Gleichzeitig soll aber auch der Blick nach vorn gewagt werden, denn die demokratische Idee ist nach wie vor kein Selbstläufer. Immer wieder erleben wir einerseits Angriffe auf lange gesichert geglaubte demokratische Verhaltensweisen und Selbstverständlichkeiten, wie zum Beispiel freie und geheime Wahlen, die Gewaltenteilung oder die freie Meinungsäußerung und die Pressefreiheit. Allenthalben nutzen links- und rechtsextreme Strömungen Schwächen oder Unaufmerksamkeiten der demokratischen Strukturen und Parteien aus, um ihre Sache salonfähig zu machen. Scheinbar intellektuelle Bewegungen sind dabei genauso in den Blick zu nehmen wie die Gewalttaten auf den Straßen – seien es brennende Flüchtlingsunterkünfte oder brennende Polizeifahrzeuge. Die Balance zwischen Freiheit und Sicherheit, zwischen Staat und Gesellschaft, zwischen Offenheit und Privatheit, ist eine Herausforderung, der sich ein demokratischer Rechtsstaat immer wieder aufs Neue eingehen muss.

„Der freiheitliche, säkularisierte Staat lebt von Voraussetzungen, die er selbst nicht garantieren kann. Das ist das große Wagnis, das er, um der Freiheit willen, eingegangen ist. Als freiheitlicher Staat kann er einerseits nur bestehen, wenn sich die Freiheit, die er seinen Bürgern gewährt, von innen her, aus der moralischen Substanz des einzelnen und der Homogenität der Gesellschaft, reguliert.

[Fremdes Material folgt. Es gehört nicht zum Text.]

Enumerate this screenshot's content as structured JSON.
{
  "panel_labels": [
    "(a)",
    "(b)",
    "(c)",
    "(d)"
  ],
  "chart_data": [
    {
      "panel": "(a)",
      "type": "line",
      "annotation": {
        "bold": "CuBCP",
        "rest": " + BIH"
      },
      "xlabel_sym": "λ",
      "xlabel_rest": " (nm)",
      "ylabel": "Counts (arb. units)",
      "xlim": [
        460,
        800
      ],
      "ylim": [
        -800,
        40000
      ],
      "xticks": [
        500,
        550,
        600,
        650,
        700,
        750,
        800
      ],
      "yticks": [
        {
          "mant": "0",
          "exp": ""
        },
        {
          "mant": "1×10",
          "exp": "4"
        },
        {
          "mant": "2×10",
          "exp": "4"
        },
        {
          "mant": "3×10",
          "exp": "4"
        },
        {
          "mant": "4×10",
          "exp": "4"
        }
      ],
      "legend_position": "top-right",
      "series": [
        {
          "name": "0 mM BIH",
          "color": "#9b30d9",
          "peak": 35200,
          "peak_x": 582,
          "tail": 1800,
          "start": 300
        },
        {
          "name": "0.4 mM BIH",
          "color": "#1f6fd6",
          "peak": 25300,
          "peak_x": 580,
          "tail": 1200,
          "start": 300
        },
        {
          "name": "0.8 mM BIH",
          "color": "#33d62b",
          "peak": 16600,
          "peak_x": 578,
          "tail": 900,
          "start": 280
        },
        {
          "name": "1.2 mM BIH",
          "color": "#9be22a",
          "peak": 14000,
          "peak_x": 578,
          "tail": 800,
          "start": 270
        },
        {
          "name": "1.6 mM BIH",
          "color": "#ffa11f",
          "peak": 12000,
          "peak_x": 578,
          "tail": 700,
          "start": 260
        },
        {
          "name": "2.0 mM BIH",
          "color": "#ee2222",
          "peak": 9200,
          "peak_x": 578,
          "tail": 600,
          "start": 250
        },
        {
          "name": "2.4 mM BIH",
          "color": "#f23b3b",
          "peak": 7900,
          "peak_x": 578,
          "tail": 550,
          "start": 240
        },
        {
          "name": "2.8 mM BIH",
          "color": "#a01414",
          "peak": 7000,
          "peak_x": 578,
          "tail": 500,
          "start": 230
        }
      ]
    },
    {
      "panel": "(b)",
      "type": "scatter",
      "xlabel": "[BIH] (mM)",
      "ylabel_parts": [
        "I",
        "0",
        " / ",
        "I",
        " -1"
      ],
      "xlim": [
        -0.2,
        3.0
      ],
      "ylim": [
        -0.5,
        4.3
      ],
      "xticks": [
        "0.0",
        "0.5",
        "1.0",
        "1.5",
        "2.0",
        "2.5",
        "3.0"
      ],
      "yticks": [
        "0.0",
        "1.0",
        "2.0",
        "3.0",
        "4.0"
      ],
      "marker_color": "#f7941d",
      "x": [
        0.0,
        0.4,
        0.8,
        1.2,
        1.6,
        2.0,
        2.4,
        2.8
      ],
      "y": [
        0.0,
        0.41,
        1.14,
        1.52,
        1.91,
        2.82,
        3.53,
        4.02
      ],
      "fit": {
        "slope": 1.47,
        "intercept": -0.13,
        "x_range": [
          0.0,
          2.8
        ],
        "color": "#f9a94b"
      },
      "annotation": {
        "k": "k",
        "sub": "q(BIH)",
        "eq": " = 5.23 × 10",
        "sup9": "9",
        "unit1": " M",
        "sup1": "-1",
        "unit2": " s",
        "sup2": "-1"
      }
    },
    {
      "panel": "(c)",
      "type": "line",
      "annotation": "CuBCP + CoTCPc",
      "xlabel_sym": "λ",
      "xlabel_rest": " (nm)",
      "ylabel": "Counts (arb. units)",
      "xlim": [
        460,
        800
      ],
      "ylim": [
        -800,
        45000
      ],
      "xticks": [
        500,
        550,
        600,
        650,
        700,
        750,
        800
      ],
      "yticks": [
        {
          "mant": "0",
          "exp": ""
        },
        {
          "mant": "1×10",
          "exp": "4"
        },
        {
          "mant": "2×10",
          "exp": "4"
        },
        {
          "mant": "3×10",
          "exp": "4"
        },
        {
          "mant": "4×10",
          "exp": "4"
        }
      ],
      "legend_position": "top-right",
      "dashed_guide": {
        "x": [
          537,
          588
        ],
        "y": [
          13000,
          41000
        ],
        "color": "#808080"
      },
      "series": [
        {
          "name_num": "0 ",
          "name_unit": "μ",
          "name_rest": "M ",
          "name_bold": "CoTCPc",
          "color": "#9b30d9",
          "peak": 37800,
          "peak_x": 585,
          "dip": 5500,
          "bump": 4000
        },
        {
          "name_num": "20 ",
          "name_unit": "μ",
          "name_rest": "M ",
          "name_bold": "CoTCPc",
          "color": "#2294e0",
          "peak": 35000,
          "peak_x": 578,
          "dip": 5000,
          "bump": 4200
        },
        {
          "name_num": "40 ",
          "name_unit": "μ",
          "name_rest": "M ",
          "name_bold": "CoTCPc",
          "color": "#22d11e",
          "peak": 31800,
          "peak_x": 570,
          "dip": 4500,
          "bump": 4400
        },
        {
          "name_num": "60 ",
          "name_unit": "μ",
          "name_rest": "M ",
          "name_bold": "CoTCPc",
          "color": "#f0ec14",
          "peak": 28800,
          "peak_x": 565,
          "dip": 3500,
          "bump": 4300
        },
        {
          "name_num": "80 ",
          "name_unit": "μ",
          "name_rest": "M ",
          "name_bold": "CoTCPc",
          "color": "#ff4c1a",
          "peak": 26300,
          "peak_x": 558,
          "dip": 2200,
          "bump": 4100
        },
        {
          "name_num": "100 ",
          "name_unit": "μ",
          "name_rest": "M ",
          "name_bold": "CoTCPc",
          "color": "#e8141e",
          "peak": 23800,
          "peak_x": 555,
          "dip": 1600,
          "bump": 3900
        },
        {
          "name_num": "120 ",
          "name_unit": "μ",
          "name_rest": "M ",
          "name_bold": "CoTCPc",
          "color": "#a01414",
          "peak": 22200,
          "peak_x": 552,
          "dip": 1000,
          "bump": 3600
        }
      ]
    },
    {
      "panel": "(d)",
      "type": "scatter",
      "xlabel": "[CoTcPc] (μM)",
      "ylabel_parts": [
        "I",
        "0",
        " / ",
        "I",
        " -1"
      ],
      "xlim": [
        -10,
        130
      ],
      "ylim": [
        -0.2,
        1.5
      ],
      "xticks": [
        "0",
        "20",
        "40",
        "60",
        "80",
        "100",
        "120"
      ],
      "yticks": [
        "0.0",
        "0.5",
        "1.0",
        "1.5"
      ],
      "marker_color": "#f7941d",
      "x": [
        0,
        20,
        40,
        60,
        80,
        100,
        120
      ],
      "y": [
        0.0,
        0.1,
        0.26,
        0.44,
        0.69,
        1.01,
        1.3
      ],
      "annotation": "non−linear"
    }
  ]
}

Anderseits kann er diese inneren Regulierungskräfte nicht von sich aus, das heißt mit den Mitteln des Rechtszwanges und autoritativen Gebots zu garantieren suchen, ohne seine Freiheitlichkeit aufzugeben und – auf säkularisierter Ebene – in jenen Totalitätsanspruch zurückzufallen, aus dem er in den konfessionellen Bürgerkriegen herausgeführt hat.“3

Im Ringen um die „richtige Form“ von Demokratie liegt eine enorme gesellschaftliche Chance, die im parlamentarischen Rechtsstaat im Diskurs genutzt werden muss. Dabei gilt heute ohne Unterschied das, was schon Konrad Adenauer sagte: „Eine parlamentarische Demokratie kann nur - namentlich in einer Zeit wie der unseren - bestehen, wenn jeder einzelne zu seinem Teil in der Gemeinde, in den Parlamenten, in den Parteien mithilft, mithilft an der Arbeit für das Allgemeinwohl.“4

In Anlehnung an das Jahresmotto des Konrad-Adenauer-Stiftung wollen auch die Heidelberger Adenauer-Tage 2019 eine Plattform sein, die zur Diskussion einlädt. Die Demokratie hat in Deutschland Tradition. Die Heidelberger Adenauer-Tage 2019 legen daher einen Fokus auf die Entwicklungen der Demokratie in Deutschland. Unter dem Titel „Deutschland. Das nächste Kapitel?“ können dabei unterschiedlichste Denkrichtungen gefasst werden. Dabei können sowohl Fragen der deutschen Demokratie relevant werden, aber auch solche nach der europäischen und internationalen Integration. Die Bundesrepublik Deutschland kann schon allein wegen ihrer Einbindung in supra- und supernationale Bündnisse und Systeme gegenseitiger kollektiver Sicherheit nicht isoliert betrachtet werden. Das nächste Kapitel Deutschlands wird also nicht nur Fragen nach Veränderung in unserem eigenen demokratischen System umfassen, sondern auch Herausforderungen der Europäischen Union, der NATO oder der Vereinten Nationen betrachten müssen.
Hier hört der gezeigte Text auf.